France’s central European geography and two coasts made her frequently occupied and frequently an explorer. Foreign influences enriched France creatively and monetarily. The ancient and still capital of Paris is referred to as The City of Light and Lights for two emblematically French reasons. First as the birthplace of the Enlightenment and modern reason itself, and second as the first extensively gas-lit city. Night became bright in Paris.

Art & Culture

Few European countries are credited with generating as many artistic, political and philosophical movements in as many media and over as many aesthetic epochs as France. And if one European culture is synonymous with gastronomy and heightening cuisine, breads, wines and cheeses also to an art, that too would be French.


Notre-Dame cathedral embodies this home of Gothic architecture and was recently sadly damaged by fire. The Eiffel Tower was the centrepiece of 1889’s World’s Fair and is synonymous with the city, romance and an iconic walk along the river at night. Kingly palaces, their monuments and adjacent gardens spanning centuries of political and cultural periods dot the city. Montmartre is the resting place of headless Jesuit patron St. Denis. Jim Morrison shares ground with Oscar Wilde in the cemetery at Montparnasse.
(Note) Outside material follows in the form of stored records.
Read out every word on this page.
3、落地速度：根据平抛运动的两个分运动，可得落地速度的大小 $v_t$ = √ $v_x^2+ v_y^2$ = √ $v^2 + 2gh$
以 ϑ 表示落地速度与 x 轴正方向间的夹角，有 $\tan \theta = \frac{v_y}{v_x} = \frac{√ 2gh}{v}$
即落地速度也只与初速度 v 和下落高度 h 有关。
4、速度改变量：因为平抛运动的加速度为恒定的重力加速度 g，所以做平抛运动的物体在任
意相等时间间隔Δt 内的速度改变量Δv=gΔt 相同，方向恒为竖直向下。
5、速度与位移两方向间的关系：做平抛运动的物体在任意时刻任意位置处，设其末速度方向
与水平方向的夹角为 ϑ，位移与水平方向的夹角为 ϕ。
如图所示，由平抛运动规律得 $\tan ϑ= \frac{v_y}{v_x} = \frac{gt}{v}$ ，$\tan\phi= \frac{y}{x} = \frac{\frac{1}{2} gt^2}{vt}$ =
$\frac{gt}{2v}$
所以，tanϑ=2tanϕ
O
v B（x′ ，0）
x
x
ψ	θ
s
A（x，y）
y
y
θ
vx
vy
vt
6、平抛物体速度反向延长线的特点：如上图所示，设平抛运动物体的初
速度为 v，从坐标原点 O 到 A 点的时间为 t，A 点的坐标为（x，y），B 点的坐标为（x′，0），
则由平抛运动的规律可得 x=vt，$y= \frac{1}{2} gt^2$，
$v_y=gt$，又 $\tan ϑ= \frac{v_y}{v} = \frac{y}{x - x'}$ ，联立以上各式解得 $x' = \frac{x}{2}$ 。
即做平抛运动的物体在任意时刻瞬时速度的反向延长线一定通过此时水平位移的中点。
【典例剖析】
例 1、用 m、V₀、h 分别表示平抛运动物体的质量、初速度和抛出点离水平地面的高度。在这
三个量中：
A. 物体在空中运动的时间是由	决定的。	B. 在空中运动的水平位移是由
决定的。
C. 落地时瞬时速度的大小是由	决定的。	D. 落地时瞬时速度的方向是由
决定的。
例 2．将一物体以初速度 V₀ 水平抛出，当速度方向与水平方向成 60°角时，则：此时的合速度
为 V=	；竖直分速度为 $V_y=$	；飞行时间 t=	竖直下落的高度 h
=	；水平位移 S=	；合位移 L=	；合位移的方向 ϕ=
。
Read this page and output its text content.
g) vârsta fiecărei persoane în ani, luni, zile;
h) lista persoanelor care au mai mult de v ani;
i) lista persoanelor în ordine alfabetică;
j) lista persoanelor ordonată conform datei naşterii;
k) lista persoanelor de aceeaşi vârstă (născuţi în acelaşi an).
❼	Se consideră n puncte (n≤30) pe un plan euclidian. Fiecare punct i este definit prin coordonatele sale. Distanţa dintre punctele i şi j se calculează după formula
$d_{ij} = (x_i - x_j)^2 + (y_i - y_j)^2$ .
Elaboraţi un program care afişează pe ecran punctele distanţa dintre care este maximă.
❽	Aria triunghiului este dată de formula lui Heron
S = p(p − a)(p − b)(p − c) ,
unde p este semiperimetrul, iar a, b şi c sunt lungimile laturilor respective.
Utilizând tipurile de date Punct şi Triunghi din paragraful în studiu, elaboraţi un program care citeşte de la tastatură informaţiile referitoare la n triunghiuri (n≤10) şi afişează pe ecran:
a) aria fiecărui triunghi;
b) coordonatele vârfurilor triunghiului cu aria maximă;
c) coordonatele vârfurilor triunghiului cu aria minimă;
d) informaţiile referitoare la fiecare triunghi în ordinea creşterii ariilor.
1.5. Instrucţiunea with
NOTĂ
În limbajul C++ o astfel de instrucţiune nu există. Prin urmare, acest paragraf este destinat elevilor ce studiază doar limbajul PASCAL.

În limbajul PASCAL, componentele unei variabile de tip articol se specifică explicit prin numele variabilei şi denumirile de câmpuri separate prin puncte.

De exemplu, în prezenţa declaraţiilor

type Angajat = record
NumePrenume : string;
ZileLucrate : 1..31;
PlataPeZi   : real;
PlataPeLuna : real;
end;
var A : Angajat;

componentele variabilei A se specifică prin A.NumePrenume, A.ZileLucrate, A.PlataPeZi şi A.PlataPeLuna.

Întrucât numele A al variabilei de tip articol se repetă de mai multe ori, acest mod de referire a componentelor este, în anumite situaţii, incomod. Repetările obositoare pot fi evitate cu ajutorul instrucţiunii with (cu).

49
Paris boasts one of Europe’s first municipal parks and has plans to lead Europe in greenspace. The city rests on both banks of the River Seine with an picturesque island in between. Every style of western architecture is represented in the city. Strict rules of building maintain an urban harmony with respect to both tradition and modernization.


Julius Caesar refers to a fortified iron age settlement on the left bank of the Seine River in the first century BC as Luteciam Parisioram after the Gallic tribe known as the Parisii. And early hunting camps in the region date back to 8,000 BC. The area around modern Paris has long-been a locus for commerce, politics, education, culture and religion.

From Roman campaigns and medieval migrations, through centuries of commerce and diplomacy, world wars and siege, reconstruction and leadership, France remains a major player on the global stage – culturally and socially as well as politically and economically. New interpretations of art and business are shaped by the young, international and creative workforce drawn to Paris.